Llamadme Ismael. Hace unos años -no importa cuánto tiempo exactamente-, con muy poco o ningún dinero en el bolsillo, y sin nada en tierra que me interesara, creí que podría ir a navegar por ahí y ver la parte acuática del mundo. Es mi modo de ahuyentar la melancolía y regular la circulación. Cada vez que me sorprendo con una expresión de tristeza en la boca que va en aumento; cada vez que un húmedo noviembre de lloviznas anida en mi alma; cada vez que me descubro deteniéndome involuntariamene ante las tiendas de ataúdes y siguiendo cualquier funeral con que me encuentro; y especialmente si la
hipocondria me domina de tal modo que hace falta un sólido principio
moral para no salir  a la calle  a derribar
metódicamente los sombreros de los transeúntes, entonces, comprendo que ha llegado la hora de hacerme a la mar cuanto antes. Este es mi sustituto para la pistola y la bala. Con una floritura filosófica, Catón se arroja sobre su espada; calladamente, yo me subo a un barco. En esto no hay
nada sorprendente. Aún sin saberlo, cualquier hombre que se precie, en alguna que otra ocasión, abrigaría sentimientos muy parecidos a los míos respecto al océano.
Quizás el más bonito inicio de un libro jamás escrito. Sí, pues el fragmento que acaban de leer corresponde al primer capítulo de Moby Dick, mi libro preferido de todos los tiempos. Creo que nuestra filosofía de vida queda recogida entre esas páginas, pues cada capítulo de esta excelsa obra es un fino estudio del hombre como tal y su condición. Es una maravilla de muchas facetas que puede interpretarse de muy diversas formas, tal es su complejidad y profundidad. Especialmente brillantes resultan algunas disgresiones que introduce el autor, ya sea sobre cetología o religión. Pero lo que verdaderamente me fascina es la perenne sensación de fatalidad inminente, misterio y terror que permea algunos pasajes brillantes. Pareciera que el Pequod, al mando de Ahab, si cabe uno de los personajes literarios más perfectamente descrito, fuera ya desde antes de echarse a la mar un enorme feretro enjaezado cual caballería -de jinete pálido cuyo nombre es Muerte- de velas, jarcias y estachas. Imaginen este gigantesco ataud surcando la más grande tumba de la Humanidad en pos de un demonio de color blanco. Pues, ¿no son los océanos enormes tumbas acuáticas que custodian muertos por millares? Sí, y en el mar acabamos nuestra vida, regresando a sus aguas. Decía yo que vivir es un eterno regreso a casa, y la única casa de todo hombre es la Muerte, porque es la única e implacable certeza que nos regala nuestra existencia. Antes o después volvemos a la mar, y sobre nuestros huesos blanqueados navegará el Pequod. ¿No somos nosotros, entonces, Moby Dick?, ¿ no es Moby Dick la Muerte que vive en una inmesa tumba de agua? Claro que sí…

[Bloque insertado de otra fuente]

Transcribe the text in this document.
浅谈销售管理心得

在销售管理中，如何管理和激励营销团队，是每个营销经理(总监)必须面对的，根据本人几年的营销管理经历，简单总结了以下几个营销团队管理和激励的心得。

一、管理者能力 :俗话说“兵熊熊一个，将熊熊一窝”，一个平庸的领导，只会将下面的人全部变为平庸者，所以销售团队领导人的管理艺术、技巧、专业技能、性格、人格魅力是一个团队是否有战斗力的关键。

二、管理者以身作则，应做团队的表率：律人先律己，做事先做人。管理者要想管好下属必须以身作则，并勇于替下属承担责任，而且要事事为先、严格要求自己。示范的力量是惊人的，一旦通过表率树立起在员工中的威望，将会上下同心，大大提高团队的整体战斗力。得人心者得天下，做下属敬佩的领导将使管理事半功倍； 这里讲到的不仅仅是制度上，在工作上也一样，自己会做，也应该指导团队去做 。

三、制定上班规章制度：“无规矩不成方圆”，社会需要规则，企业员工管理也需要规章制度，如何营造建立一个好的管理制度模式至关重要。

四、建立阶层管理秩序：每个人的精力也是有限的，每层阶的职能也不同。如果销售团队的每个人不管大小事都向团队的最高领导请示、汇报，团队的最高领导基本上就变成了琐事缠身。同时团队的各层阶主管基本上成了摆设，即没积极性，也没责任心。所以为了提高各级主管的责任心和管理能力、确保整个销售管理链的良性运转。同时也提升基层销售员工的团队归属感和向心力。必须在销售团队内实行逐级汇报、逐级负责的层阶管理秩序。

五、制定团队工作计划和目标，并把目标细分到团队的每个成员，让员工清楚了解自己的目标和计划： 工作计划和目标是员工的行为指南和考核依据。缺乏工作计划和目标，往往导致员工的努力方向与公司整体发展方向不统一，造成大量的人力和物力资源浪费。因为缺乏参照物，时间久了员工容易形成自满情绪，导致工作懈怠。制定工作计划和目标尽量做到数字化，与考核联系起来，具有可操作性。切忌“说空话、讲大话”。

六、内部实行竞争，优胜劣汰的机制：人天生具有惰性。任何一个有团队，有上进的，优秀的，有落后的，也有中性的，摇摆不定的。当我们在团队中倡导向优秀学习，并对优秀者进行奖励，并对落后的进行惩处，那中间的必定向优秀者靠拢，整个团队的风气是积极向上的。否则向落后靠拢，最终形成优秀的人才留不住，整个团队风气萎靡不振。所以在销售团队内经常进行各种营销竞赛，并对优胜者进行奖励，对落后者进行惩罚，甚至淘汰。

Por todo ello, esta novela es una de las obras cumbre de la literatura universal. Una vez que la lees, es imposible olvidarla. Yo la releo cada año en verano y especialmente cuando siento el impulso de lanzarme a la calle a golpear sistemáticamente los sombreros de los transeúntes; cuando un noviembre lluvioso y húmedo anida en mi alma… Cada vez me cuesta más darle sentido a todo.

Domine, Iesu Christe, Rex gloriæ, libera animas omnium fidelium defunctorum de poenis inferni et de profundo lacu.

El pasado vuelve a buscarnos, desde el Abismo. Y la memoria nos rescata maravillosamente de lo vivido para ver lo que está por venir. Vivimos lo que hemos visto ayer.

Miren que curioso homenaje, porque supongo… estoy seguro, es un bonito homenaje. A la izquierda Barrowmaze y a la derecha La Ciudad Perdida. Más de veinte años los separan. Y todo vuelve a empezar. Preciosa coincidencia y homenaje sentido.